After loading DKOsimR, to run a simulation with default parameters, you may simply use

dkosim(sample_name = "test", n = 40)

Adjust sample_name and n to name run and initialize number of perturbed genes. Output data will be generated in current working directory.

Alternatively, you may run a simulation in lab approximating mode, by default

dkosim_lab(sample_name = "test_lab", n = 20)

This function applies parameter settings that approximate realistic laboratory data distributions.

Customized Simulation

All tunable parameters may be adjusted by desires in both mode.
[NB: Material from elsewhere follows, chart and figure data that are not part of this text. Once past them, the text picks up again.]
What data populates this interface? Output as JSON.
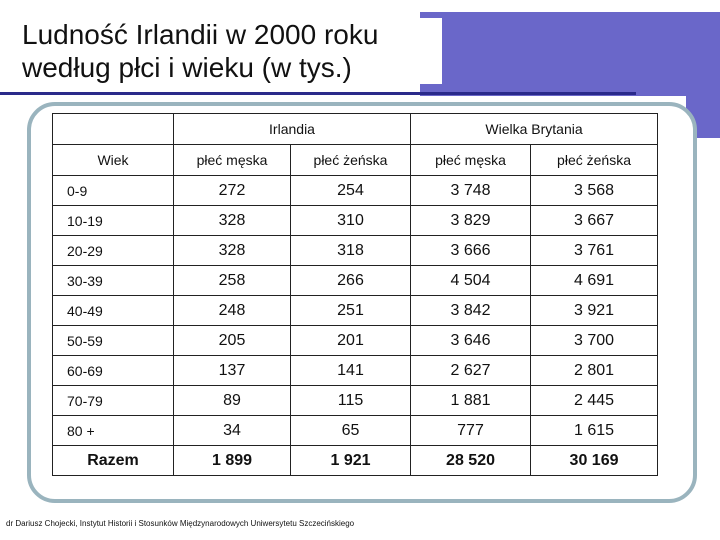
{
  "slide": {
    "title_line1": "Ludność Irlandii w 2000 roku",
    "title_line2": "według płci i wieku (w tys.)",
    "footer": "dr Dariusz Chojecki, Instytut Historii i Stosunków Międzynarodowych Uniwersytetu Szczecińskiego",
    "accent_color": "#6a67c9"
  },
  "table": {
    "group_headers": [
      "Irlandia",
      "Wielka Brytania"
    ],
    "column_headers": [
      "Wiek",
      "płeć męska",
      "płeć żeńska",
      "płeć męska",
      "płeć żeńska"
    ],
    "rows": [
      [
        "0-9",
        "272",
        "254",
        "3 748",
        "3 568"
      ],
      [
        "10-19",
        "328",
        "310",
        "3 829",
        "3 667"
      ],
      [
        "20-29",
        "328",
        "318",
        "3 666",
        "3 761"
      ],
      [
        "30-39",
        "258",
        "266",
        "4 504",
        "4 691"
      ],
      [
        "40-49",
        "248",
        "251",
        "3 842",
        "3 921"
      ],
      [
        "50-59",
        "205",
        "201",
        "3 646",
        "3 700"
      ],
      [
        "60-69",
        "137",
        "141",
        "2 627",
        "2 801"
      ],
      [
        "70-79",
        "89",
        "115",
        "1 881",
        "2 445"
      ],
      [
        "80 +",
        "34",
        "65",
        "777",
        "1 615"
      ]
    ],
    "total_row": [
      "Razem",
      "1 899",
      "1 921",
      "28 520",
      "30 169"
    ]
  }
}
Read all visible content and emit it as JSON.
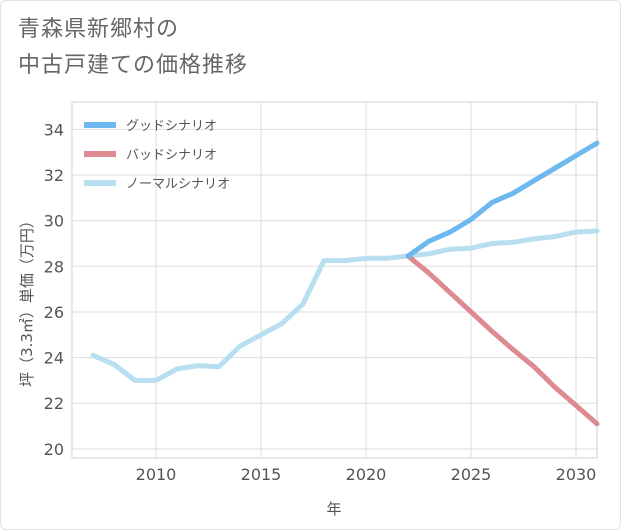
{
  "title": {
    "line1": "青森県新郷村の",
    "line2": "中古戸建ての価格推移"
  },
  "chart_data": {
    "type": "line",
    "xlabel": "年",
    "ylabel": "坪（3.3㎡）単価（万円）",
    "xlim": [
      2006,
      2031
    ],
    "ylim": [
      19.6,
      35.2
    ],
    "xticks": [
      2010,
      2015,
      2020,
      2025,
      2030
    ],
    "yticks": [
      20,
      22,
      24,
      26,
      28,
      30,
      32,
      34
    ],
    "legend_position": "top-left",
    "grid": true,
    "series": [
      {
        "name": "グッドシナリオ",
        "color": "#6cb8ef",
        "x": [
          2022,
          2023,
          2024,
          2025,
          2026,
          2027,
          2028,
          2029,
          2030,
          2031
        ],
        "y": [
          28.45,
          29.1,
          29.5,
          30.05,
          30.8,
          31.2,
          31.75,
          32.3,
          32.85,
          33.4
        ]
      },
      {
        "name": "バッドシナリオ",
        "color": "#dd8a92",
        "x": [
          2022,
          2023,
          2024,
          2025,
          2026,
          2027,
          2028,
          2029,
          2030,
          2031
        ],
        "y": [
          28.45,
          27.7,
          26.85,
          26.0,
          25.15,
          24.35,
          23.6,
          22.7,
          21.9,
          21.1
        ]
      },
      {
        "name": "ノーマルシナリオ",
        "color": "#b8dff0",
        "x": [
          2007,
          2008,
          2009,
          2010,
          2011,
          2012,
          2013,
          2014,
          2015,
          2016,
          2017,
          2018,
          2019,
          2020,
          2021,
          2022,
          2023,
          2024,
          2025,
          2026,
          2027,
          2028,
          2029,
          2030,
          2031
        ],
        "y": [
          24.1,
          23.7,
          23.0,
          23.0,
          23.5,
          23.65,
          23.6,
          24.5,
          25.0,
          25.5,
          26.35,
          28.25,
          28.25,
          28.35,
          28.35,
          28.45,
          28.55,
          28.75,
          28.8,
          29.0,
          29.05,
          29.2,
          29.3,
          29.5,
          29.55
        ]
      }
    ]
  }
}
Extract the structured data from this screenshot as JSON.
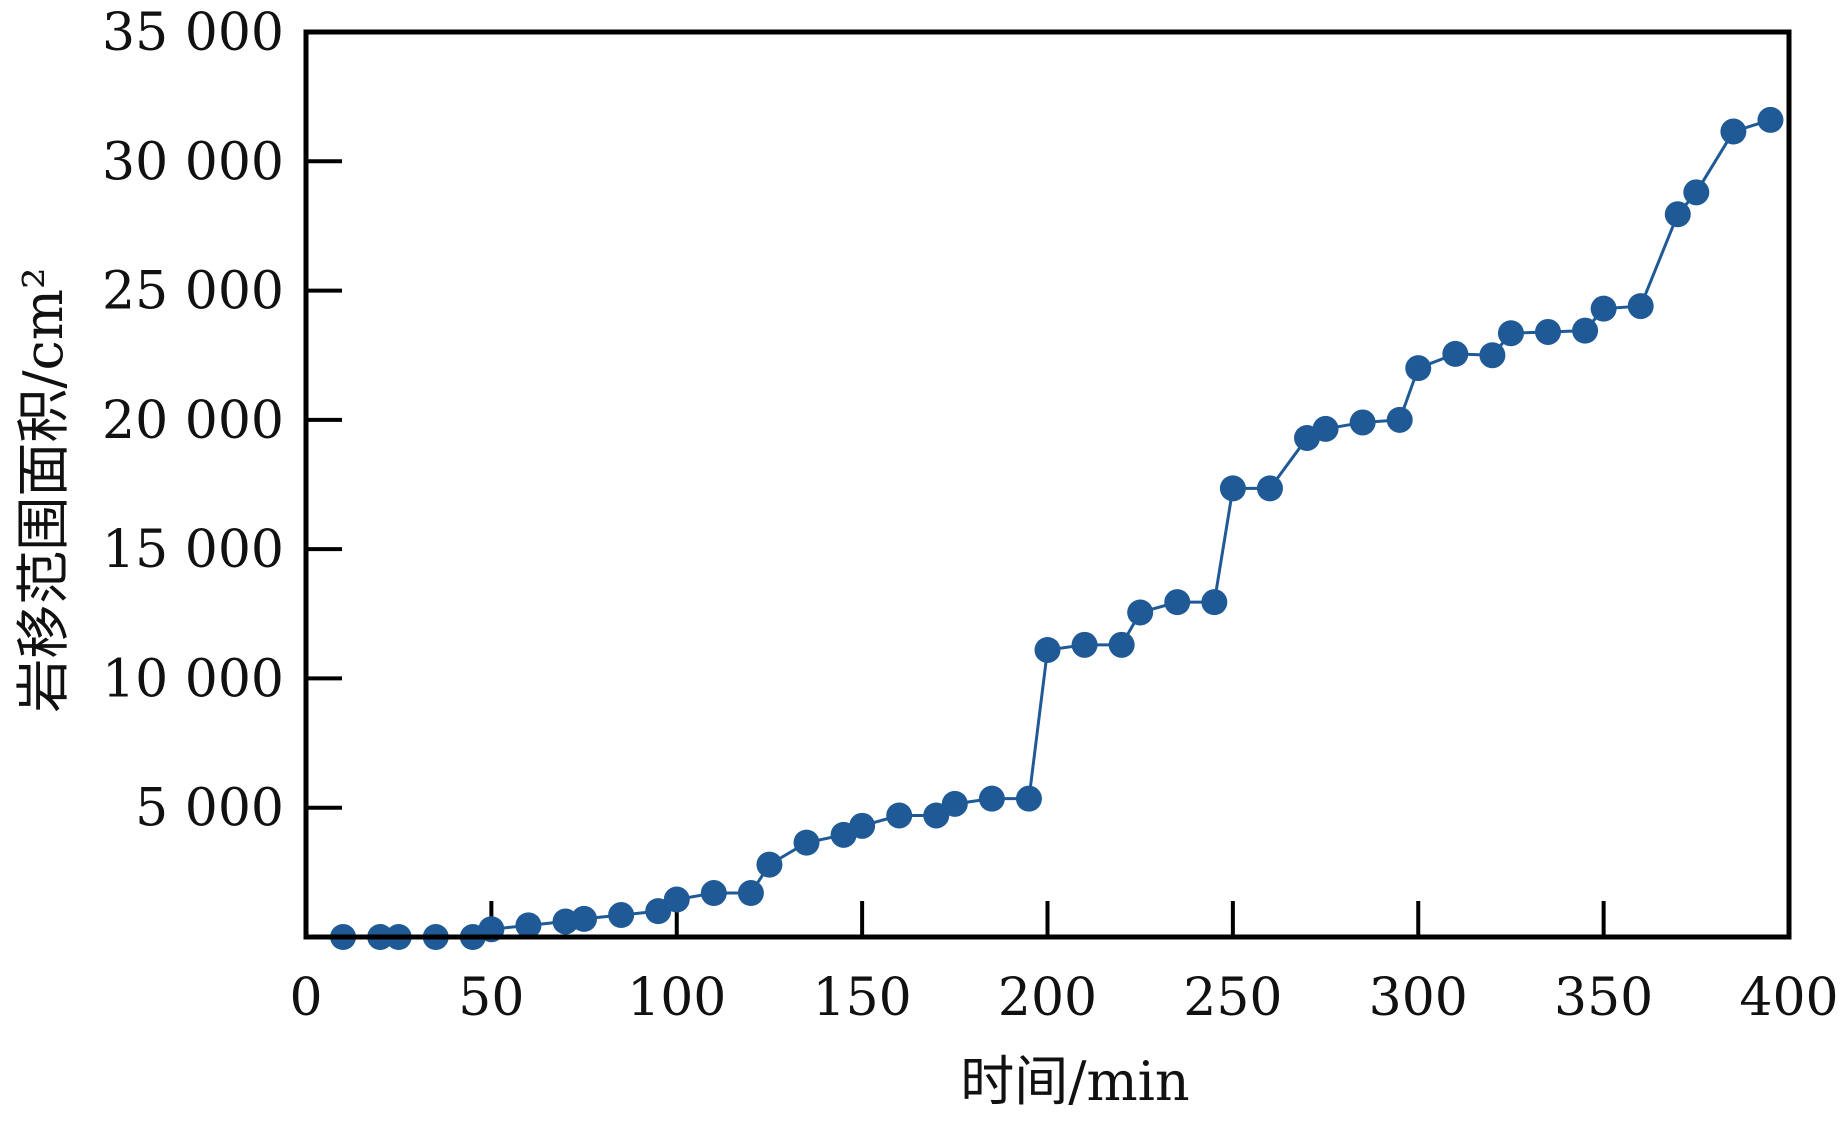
{
  "chart_data": {
    "type": "line",
    "title": "",
    "xlabel": "时间/min",
    "ylabel": "岩移范围面积/cm²",
    "xlim": [
      0,
      400
    ],
    "ylim": [
      0,
      35000
    ],
    "grid": false,
    "x_ticks": [
      0,
      50,
      100,
      150,
      200,
      250,
      300,
      350,
      400
    ],
    "x_tick_labels": [
      "0",
      "50",
      "100",
      "150",
      "200",
      "250",
      "300",
      "350",
      "400"
    ],
    "y_ticks": [
      5000,
      10000,
      15000,
      20000,
      25000,
      30000,
      35000
    ],
    "y_tick_labels": [
      "5 000",
      "10 000",
      "15 000",
      "20 000",
      "25 000",
      "30 000",
      "35 000"
    ],
    "series": [
      {
        "name": "岩移范围面积",
        "color": "#1f5a96",
        "marker": "circle",
        "x": [
          10,
          20,
          25,
          35,
          45,
          50,
          60,
          70,
          75,
          85,
          95,
          100,
          110,
          120,
          125,
          135,
          145,
          150,
          160,
          170,
          175,
          185,
          195,
          200,
          210,
          220,
          225,
          235,
          245,
          250,
          260,
          270,
          275,
          285,
          295,
          300,
          310,
          320,
          325,
          335,
          345,
          350,
          360,
          370,
          375,
          385,
          395
        ],
        "y": [
          0,
          0,
          0,
          0,
          0,
          300,
          450,
          600,
          700,
          850,
          1000,
          1450,
          1700,
          1700,
          2800,
          3650,
          3950,
          4300,
          4700,
          4700,
          5150,
          5350,
          5350,
          11100,
          11300,
          11300,
          12550,
          12950,
          12950,
          17350,
          17350,
          19300,
          19650,
          19900,
          20000,
          22000,
          22550,
          22500,
          23350,
          23400,
          23450,
          24300,
          24400,
          27950,
          28800,
          31150,
          31600
        ]
      }
    ]
  }
}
For example,

dkosim(sample_name="test",
       coverage=10,
       n=60,
       n_guide_g=2,
       sd_freq0 = 1/3.29,
       moi = 0.3,
       p_gi=0.03,
       sd_gi=1.5,
       p_high=1,
       mode="CRISPRn-100%Eff",
       pt_neg=0.15,
       pt_pos=0.05,
       pt_wt=0.75,
       pt_ctrl=0.05,
       mu_neg=-0.75,
       sd_neg=0.1,
       mu_pos=0.75,
       sd_pos=0.1,
       sd_wt=0.25,
       size.bottleneck = 2,
       n.bottlenecks= 1,
       n.iterations = 30,
       rseed = 111,
       path = ".")

Output data will be generated in current working directory.
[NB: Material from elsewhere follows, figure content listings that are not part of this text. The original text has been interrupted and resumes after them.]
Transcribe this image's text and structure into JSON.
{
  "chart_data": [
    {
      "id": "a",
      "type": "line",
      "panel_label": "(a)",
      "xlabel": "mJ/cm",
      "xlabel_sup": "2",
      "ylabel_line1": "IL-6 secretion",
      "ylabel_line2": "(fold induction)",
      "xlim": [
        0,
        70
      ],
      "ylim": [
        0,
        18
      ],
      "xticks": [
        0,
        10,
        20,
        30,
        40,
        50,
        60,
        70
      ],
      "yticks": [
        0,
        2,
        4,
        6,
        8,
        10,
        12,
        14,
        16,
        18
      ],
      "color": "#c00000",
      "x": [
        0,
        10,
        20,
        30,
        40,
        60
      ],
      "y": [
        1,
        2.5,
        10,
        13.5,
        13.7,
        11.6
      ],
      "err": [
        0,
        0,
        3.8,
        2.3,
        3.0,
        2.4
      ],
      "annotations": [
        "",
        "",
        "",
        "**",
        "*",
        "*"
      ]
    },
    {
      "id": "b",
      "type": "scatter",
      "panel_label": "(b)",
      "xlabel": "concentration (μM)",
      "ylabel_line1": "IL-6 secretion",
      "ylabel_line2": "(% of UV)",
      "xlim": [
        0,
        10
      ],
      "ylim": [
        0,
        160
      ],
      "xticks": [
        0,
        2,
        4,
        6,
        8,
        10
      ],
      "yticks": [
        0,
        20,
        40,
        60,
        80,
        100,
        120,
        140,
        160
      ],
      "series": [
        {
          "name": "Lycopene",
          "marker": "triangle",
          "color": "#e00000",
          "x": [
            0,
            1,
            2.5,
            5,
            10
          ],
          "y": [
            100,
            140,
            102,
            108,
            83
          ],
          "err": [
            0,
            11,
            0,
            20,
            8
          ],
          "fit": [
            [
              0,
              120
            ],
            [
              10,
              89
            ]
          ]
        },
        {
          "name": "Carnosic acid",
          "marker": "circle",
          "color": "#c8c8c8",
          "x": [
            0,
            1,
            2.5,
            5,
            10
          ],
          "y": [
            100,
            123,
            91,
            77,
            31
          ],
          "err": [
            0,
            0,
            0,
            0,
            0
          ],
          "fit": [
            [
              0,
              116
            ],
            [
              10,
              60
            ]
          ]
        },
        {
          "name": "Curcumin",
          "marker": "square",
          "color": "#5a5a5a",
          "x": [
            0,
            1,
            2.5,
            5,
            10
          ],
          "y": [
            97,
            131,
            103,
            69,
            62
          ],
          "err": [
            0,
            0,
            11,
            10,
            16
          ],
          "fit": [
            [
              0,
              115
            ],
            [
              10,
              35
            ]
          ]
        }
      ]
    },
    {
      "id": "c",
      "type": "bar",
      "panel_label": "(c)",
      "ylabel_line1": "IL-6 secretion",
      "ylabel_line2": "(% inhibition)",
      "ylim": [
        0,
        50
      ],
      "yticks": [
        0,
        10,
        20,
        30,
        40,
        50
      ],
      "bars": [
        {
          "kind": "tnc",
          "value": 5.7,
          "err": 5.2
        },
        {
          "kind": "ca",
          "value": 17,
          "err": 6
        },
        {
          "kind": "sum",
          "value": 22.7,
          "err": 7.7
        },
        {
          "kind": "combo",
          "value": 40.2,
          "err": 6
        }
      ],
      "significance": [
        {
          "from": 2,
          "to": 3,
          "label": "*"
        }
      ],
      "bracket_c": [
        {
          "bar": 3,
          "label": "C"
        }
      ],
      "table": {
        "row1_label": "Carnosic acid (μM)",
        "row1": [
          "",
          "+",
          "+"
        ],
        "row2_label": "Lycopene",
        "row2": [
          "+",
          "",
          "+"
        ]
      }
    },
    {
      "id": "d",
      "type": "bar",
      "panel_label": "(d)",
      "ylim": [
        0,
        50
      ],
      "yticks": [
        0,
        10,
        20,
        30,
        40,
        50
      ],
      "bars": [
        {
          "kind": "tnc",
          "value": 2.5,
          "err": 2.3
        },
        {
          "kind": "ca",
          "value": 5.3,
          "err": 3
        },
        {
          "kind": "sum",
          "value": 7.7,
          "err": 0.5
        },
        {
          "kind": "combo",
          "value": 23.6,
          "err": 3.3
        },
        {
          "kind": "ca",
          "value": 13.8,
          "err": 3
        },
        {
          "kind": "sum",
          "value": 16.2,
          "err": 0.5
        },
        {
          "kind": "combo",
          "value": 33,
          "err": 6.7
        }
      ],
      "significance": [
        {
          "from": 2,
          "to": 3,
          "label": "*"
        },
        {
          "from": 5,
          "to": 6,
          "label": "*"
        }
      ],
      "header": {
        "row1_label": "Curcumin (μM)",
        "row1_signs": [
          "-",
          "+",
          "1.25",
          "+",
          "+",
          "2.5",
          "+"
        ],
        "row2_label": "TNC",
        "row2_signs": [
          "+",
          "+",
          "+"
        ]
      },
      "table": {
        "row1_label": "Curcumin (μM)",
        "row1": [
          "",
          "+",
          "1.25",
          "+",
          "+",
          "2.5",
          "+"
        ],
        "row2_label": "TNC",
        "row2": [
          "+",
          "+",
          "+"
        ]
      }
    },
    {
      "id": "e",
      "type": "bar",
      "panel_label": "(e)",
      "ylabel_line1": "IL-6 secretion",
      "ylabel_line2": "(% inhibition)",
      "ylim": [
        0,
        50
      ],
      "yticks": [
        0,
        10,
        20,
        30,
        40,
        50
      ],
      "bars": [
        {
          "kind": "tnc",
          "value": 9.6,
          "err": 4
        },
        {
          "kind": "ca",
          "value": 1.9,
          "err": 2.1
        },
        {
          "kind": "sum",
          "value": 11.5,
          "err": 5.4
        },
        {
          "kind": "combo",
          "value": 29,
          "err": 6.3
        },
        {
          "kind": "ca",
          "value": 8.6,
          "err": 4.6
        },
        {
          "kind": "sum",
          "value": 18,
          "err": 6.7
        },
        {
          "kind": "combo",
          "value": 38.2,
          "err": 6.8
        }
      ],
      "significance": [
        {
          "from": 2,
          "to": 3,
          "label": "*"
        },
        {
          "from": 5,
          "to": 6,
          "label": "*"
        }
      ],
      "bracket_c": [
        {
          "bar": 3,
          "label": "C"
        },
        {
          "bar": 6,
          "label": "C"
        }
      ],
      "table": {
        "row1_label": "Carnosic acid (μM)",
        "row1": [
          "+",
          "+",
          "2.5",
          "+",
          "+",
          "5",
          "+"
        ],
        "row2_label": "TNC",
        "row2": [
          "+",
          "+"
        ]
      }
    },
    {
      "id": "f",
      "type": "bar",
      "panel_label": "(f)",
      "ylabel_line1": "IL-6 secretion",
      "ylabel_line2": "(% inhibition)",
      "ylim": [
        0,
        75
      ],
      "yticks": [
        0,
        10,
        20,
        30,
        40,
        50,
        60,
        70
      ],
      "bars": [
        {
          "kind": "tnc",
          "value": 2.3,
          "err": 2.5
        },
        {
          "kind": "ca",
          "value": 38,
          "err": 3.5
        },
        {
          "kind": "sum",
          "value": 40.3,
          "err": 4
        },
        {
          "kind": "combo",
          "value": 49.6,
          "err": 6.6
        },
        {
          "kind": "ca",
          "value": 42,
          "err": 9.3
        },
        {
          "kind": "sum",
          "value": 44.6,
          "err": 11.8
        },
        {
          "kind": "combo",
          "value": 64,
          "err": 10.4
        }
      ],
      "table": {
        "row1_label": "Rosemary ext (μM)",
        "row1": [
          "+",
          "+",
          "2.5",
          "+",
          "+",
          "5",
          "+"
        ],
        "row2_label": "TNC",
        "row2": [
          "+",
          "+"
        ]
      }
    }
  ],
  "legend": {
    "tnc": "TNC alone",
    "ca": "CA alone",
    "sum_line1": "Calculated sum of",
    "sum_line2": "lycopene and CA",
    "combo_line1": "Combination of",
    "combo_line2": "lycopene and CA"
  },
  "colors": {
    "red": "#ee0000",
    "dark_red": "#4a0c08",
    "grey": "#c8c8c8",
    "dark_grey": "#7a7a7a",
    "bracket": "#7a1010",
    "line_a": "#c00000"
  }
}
Simulation Approximating Laboratory Data

DKOsimR also provides a wrapper function for lab approximating mode to simulate data that resembles real laboratory CRISPR screening datasets:

dkosim_lab(sample_name = "test_lab", n = 20)
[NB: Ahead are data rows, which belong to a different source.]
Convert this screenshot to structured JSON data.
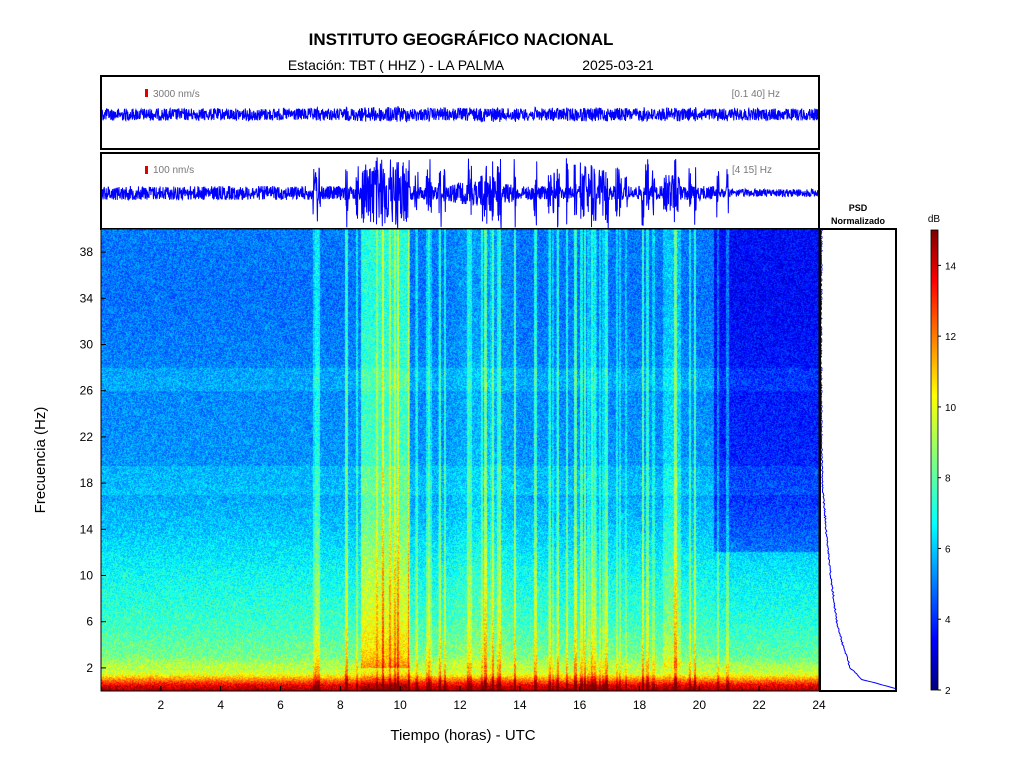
{
  "header": {
    "title": "INSTITUTO GEOGRÁFICO NACIONAL",
    "station_label": "Estación:  TBT ( HHZ ) - LA PALMA",
    "date": "2025-03-21"
  },
  "trace_top": {
    "scale_label": "3000 nm/s",
    "band_label": "[0.1 40] Hz",
    "scale_color": "#e00000"
  },
  "trace_bottom": {
    "scale_label": "100 nm/s",
    "band_label": "[4 15] Hz",
    "scale_color": "#e00000"
  },
  "psd": {
    "title_line1": "PSD",
    "title_line2": "Normalizado"
  },
  "colorbar": {
    "unit": "dB",
    "ticks": [
      2,
      4,
      6,
      8,
      10,
      12,
      14
    ],
    "range": [
      2,
      15
    ],
    "colormap": "jet"
  },
  "chart_data": {
    "type": "heatmap",
    "xlabel": "Tiempo (horas) - UTC",
    "ylabel": "Frecuencia  (Hz)",
    "xlim": [
      0,
      24
    ],
    "ylim": [
      0,
      40
    ],
    "xticks": [
      2,
      4,
      6,
      8,
      10,
      12,
      14,
      16,
      18,
      20,
      22,
      24
    ],
    "yticks": [
      2,
      6,
      10,
      14,
      18,
      22,
      26,
      30,
      34,
      38
    ],
    "background_level_db": [
      {
        "freq": 0.5,
        "db": 13.5
      },
      {
        "freq": 1.5,
        "db": 9.5
      },
      {
        "freq": 3,
        "db": 8
      },
      {
        "freq": 6,
        "db": 7.2
      },
      {
        "freq": 10,
        "db": 6.6
      },
      {
        "freq": 14,
        "db": 5.8
      },
      {
        "freq": 18,
        "db": 5.2
      },
      {
        "freq": 26,
        "db": 5
      },
      {
        "freq": 34,
        "db": 4.7
      },
      {
        "freq": 40,
        "db": 4.8
      }
    ],
    "high_activity_intervals_h": [
      [
        8.7,
        10.3
      ],
      [
        18.8,
        19.4
      ]
    ],
    "quiet_interval_h": [
      20.5,
      24
    ],
    "psd_profile": [
      {
        "freq": 0.2,
        "value": 1.0
      },
      {
        "freq": 1,
        "value": 0.55
      },
      {
        "freq": 2,
        "value": 0.4
      },
      {
        "freq": 4,
        "value": 0.3
      },
      {
        "freq": 6,
        "value": 0.22
      },
      {
        "freq": 10,
        "value": 0.14
      },
      {
        "freq": 14,
        "value": 0.08
      },
      {
        "freq": 18,
        "value": 0.03
      },
      {
        "freq": 22,
        "value": 0.02
      },
      {
        "freq": 30,
        "value": 0.015
      },
      {
        "freq": 40,
        "value": 0.02
      }
    ]
  }
}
This function applies parameter settings that approximate realistic laboratory data distributions.

All parameters can be further customized by users to fit specific experimental setup as desired in both mode, for example:

dkosim(sample_name="test",
       coverage=10,
       n=60,
       n_guide_g=2,
       sd_freq0 = 1/3.29,
       moi = 0.3,
       p_gi=0.03,
       sd_gi=1.5,
       p_high=1,
       mode="CRISPRn-100%Eff",
       pt_neg=0.15,
       pt_pos=0.05,
       pt_wt=0.75,
       pt_ctrl=0.05,
       mu_neg=-0.75,
       sd_neg=0.1,
       mu_pos=0.75,
       sd_pos=0.1,
       sd_wt=0.25,
       size.bottleneck = 2,
       n.bottlenecks= 1,
       n.iterations = 30,
       rseed = 111,
       path = ".")

Summary

DKOsimR enables researchers to:

• generate reproducible synthetic CRISPR screening datasets

• benchmark genetic interaction detection methods

• evaluate and optimize experimental design parameters

For further information, please refer to the API documentation and the vignettes file (PDF) of DKOsimR R package.